Life of a neurodivergent Marketing and PR Executive.
This week is Neurodiversity Celebration Week which aims to bring about worldwide neurodiversity acceptance, equality and inclusion in schools and workplaces.
An estimated 1 in 7 people in the UK is neurodivergent, so why does it often feel like workplaces don’t cater to those on the spectrum?
I’m Erica, a Marketing and PR Executive at Purple Riot, and I’m autistic – nice to virtually meet you. This week is Neurodivergent Week, so I’d like to share my experience as someone with autism working in this industry. I think it’s important that more transparent conversations around neurodiversity happen regularly in the workplace; so that people like me can feel less alone.
I’ve always struggled to navigate my autism, I often got thought of as ‘rude’ or ‘blunt’ – but I never meant to come across that way. I don’t realise I’m doing it.
Neurodiversity in the workplace
My experience in the marketing industry has been a whirlwind from the beginning. After graduating from university during peak Covid times, finding a job was pretty difficult. Interviewing was an interesting experience. Employers would either find my straightforwardness really charming or rude; there was no in-between. In applications, I simply glanced past the Equality Act that every employer puts on job ads; I just never honestly thought about the prospect of my autism affecting my work – which was absurd, as it impacted my studies quite a lot.
When I got my first marketing job, I was getting used to the structure and post-graduate life as I voyaged into proper adulthood. Focusing on the task at hand was and still is difficult for me. The sound of an email notification, someone clicking their pen in the office, the office dog wagging its tail across the room would distract me from work and then lead to spending the next block of time trying to refocus and recentre myself. A part of my autism is suffering from extreme sensory overload, which is not ideal for someone working in the marketing and PR industry and living in the busy city of Manchester.

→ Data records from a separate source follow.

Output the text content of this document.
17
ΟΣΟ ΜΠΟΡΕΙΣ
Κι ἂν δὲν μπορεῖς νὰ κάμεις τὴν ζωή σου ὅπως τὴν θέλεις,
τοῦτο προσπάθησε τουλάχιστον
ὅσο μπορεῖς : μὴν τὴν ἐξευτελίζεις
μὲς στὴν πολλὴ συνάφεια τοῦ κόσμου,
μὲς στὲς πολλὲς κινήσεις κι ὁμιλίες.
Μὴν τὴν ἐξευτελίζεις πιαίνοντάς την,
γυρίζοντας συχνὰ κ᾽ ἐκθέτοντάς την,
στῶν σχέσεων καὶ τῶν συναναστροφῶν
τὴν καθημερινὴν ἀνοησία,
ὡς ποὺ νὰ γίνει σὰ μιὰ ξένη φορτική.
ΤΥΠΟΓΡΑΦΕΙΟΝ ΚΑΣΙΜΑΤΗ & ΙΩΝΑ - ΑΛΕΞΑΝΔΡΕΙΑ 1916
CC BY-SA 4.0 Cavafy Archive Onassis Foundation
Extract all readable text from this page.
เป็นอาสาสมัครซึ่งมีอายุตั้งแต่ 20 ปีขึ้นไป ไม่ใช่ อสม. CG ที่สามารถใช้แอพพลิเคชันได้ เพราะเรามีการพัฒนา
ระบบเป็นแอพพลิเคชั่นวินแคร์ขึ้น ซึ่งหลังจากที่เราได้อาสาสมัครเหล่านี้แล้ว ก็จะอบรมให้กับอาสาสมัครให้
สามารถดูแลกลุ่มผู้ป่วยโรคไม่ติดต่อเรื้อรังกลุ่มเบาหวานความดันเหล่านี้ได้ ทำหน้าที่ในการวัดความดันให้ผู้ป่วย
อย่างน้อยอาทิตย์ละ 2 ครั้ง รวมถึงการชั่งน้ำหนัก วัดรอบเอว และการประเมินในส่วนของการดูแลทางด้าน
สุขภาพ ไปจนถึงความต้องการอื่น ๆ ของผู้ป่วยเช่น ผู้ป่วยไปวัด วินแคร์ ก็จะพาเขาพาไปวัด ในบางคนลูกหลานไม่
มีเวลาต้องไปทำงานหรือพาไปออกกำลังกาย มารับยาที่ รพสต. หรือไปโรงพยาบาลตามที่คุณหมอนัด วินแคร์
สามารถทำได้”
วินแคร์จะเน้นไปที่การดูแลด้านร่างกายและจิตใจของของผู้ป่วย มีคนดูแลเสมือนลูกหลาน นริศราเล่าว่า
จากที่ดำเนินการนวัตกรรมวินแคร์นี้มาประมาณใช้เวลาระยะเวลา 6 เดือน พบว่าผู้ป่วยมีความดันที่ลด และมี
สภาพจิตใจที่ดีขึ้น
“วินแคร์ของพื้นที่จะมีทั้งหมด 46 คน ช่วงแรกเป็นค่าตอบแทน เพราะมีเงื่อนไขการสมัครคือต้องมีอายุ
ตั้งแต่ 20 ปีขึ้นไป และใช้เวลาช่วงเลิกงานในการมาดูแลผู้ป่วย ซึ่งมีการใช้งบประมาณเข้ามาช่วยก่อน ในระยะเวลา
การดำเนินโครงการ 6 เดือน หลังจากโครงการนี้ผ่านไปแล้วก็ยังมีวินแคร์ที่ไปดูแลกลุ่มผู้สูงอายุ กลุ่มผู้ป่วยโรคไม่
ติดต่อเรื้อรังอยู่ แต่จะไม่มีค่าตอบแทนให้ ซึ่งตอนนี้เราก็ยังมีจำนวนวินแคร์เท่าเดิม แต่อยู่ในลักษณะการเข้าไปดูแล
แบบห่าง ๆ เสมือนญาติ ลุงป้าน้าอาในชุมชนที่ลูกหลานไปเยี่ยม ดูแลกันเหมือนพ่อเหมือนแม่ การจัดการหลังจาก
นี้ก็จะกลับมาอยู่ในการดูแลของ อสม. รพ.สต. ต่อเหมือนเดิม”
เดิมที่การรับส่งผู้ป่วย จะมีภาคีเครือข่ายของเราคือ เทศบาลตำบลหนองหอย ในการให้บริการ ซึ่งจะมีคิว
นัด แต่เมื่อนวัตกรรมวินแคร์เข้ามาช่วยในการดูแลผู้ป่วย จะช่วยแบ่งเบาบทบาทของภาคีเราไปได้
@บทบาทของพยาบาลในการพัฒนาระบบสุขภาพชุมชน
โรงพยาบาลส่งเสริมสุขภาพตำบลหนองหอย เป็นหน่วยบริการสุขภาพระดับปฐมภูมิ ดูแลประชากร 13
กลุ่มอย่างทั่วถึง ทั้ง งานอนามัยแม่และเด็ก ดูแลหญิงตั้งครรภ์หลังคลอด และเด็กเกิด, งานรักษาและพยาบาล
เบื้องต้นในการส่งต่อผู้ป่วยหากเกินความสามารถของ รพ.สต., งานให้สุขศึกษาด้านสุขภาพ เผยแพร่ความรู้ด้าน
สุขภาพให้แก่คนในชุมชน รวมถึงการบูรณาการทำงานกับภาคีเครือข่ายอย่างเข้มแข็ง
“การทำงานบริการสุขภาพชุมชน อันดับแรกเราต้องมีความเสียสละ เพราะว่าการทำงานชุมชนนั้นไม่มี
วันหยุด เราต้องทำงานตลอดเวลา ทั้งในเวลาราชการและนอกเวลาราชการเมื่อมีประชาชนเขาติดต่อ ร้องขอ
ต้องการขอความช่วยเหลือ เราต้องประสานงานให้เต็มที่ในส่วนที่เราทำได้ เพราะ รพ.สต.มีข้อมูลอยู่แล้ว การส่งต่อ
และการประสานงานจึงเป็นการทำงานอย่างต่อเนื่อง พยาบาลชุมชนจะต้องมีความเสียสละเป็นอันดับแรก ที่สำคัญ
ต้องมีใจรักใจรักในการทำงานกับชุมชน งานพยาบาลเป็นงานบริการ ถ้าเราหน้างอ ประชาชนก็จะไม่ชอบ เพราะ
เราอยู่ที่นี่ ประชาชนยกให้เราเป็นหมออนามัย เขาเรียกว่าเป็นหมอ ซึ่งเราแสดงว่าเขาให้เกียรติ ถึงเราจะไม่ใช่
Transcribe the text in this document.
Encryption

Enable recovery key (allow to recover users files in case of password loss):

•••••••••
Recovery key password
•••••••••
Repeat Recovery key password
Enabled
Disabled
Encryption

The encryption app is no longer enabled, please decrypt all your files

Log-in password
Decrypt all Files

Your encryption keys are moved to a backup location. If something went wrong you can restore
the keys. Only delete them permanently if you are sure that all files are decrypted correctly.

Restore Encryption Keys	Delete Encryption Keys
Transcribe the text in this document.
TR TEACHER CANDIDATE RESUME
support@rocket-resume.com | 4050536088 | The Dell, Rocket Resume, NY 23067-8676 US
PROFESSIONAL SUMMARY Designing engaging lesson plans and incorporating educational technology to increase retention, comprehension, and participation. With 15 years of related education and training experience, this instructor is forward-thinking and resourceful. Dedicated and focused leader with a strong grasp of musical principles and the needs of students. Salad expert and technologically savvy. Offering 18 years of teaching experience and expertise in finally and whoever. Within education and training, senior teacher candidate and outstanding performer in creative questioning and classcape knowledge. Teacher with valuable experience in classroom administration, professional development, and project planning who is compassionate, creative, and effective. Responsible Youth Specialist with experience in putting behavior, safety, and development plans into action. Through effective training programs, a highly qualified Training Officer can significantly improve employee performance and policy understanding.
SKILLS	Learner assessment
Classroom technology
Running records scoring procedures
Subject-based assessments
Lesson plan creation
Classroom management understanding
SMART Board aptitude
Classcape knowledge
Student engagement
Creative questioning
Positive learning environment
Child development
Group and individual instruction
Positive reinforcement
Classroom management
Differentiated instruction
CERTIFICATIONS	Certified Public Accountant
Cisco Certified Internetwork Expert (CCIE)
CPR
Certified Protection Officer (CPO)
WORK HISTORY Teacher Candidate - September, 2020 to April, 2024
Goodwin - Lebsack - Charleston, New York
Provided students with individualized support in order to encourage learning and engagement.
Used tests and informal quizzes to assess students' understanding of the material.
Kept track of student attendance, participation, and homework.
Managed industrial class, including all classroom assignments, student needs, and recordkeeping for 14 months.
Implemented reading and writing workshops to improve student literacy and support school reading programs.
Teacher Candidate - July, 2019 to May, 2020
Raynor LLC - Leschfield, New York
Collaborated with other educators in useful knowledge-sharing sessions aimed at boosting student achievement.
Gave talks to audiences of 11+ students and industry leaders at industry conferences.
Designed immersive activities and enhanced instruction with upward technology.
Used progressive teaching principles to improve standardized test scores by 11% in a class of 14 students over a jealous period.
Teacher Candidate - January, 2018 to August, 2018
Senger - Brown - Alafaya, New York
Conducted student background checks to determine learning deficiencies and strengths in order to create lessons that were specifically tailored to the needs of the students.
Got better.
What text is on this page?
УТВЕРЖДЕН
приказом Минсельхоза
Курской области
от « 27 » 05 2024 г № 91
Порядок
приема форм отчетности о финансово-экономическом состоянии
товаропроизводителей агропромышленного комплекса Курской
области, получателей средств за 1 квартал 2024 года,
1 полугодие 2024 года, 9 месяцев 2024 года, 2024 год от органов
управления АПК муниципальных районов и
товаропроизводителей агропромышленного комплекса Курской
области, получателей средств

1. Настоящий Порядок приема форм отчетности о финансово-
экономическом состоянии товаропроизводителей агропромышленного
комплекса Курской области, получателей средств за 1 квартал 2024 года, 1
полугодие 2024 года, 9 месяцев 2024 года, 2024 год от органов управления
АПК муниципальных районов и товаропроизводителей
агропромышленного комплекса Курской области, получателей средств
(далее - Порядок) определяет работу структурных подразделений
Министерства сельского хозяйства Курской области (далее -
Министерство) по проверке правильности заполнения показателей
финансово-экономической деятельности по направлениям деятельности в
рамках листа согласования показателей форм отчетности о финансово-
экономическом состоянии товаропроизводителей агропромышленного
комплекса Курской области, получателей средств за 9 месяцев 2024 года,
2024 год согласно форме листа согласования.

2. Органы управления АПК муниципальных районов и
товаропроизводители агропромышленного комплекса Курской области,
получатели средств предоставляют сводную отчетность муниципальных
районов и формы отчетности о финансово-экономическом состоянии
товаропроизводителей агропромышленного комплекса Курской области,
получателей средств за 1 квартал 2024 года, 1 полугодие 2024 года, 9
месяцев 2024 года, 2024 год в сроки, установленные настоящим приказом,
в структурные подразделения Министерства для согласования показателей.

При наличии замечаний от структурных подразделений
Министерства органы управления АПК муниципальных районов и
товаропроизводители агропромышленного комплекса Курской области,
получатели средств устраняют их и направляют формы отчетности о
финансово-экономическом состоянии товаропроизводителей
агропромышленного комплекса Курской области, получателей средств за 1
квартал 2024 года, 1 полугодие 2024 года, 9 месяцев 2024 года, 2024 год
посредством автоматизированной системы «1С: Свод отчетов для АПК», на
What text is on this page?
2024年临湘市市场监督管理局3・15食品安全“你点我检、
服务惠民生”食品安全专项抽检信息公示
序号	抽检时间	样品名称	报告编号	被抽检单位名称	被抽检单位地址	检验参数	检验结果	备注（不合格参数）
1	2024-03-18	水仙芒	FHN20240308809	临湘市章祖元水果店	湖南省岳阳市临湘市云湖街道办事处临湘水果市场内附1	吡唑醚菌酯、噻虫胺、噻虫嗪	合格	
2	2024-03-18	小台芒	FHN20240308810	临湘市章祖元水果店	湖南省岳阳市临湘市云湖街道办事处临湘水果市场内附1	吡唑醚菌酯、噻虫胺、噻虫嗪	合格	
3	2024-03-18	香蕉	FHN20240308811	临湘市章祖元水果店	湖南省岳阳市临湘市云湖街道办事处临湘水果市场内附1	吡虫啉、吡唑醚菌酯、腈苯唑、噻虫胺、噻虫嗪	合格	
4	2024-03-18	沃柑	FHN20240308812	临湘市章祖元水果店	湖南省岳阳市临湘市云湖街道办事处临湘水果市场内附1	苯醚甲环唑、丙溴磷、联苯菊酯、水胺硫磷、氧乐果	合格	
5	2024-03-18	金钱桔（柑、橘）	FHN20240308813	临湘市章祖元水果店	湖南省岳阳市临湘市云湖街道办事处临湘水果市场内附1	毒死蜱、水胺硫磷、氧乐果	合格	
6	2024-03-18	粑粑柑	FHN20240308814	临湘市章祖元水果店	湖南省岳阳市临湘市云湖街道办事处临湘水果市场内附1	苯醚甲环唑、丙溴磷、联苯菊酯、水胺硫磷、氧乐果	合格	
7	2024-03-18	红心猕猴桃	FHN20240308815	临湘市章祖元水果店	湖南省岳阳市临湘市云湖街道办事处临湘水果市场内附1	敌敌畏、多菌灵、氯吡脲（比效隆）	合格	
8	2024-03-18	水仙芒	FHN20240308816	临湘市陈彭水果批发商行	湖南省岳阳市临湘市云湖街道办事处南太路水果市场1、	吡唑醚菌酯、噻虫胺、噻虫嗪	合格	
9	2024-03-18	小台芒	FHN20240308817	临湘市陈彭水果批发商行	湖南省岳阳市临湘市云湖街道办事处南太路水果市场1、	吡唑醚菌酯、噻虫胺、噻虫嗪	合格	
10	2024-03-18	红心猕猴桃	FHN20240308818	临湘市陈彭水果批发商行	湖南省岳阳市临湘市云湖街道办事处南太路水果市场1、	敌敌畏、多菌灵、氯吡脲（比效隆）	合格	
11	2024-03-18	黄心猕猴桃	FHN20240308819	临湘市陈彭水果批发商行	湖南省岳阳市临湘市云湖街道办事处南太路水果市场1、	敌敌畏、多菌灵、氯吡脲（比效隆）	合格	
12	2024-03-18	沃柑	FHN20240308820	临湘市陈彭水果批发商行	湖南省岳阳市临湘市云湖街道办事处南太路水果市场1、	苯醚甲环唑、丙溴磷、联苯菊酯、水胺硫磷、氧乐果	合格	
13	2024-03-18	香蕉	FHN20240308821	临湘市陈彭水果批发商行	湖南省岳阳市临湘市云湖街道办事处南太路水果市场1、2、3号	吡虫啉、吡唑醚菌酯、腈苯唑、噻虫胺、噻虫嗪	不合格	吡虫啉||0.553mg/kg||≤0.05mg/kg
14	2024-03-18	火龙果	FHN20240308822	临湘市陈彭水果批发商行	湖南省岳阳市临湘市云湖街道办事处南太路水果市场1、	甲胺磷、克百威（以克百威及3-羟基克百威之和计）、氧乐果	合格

In the past, former employers have found it difficult to be supportive and provide an adequate working environment for me even though they were reasonable requests. I started to become very unhappy in my roles and felt like a burden often. Certain tasks I felt like I breezed through with ease, such as creative planning or strategy but other tasks, such as research, felt incredibly daunting as it’s like a never-ending pit that I couldn’t find the bottom off. I’d say it’s probably my greatest challenge…always having to see an end result to something before really being able to dive into it. I tend to work off logic, and as a result, anything that doesn’t put logic at the forefront appears to be a challenge for me. I’m still trying to figure it all out.
Navigating my personal life as a neurodivergent person is hard, and navigating my work life is even harder. I was close to giving up a career in marketing, but then I got connected to my current role at Purple Riot. To my pleasant surprise, and have never experienced this before in my professional life, my manager is neurodivergent. I remember during my interview, we had a compelling conversation about being diagnosed and what it meant for us and how it affects us on a daily basis. She was very accommodating to my needs and gave me the full flexibility to work in a manner that suited me and allowed me to perform best. I understand that not every neurodivergent person is fortunate enough to be in this situation, but I never take it for granted.
This week I’ve reflected on how out of place I’ve felt in my previous roles, but I am embraced and welcomed here and wish more workplaces were the same.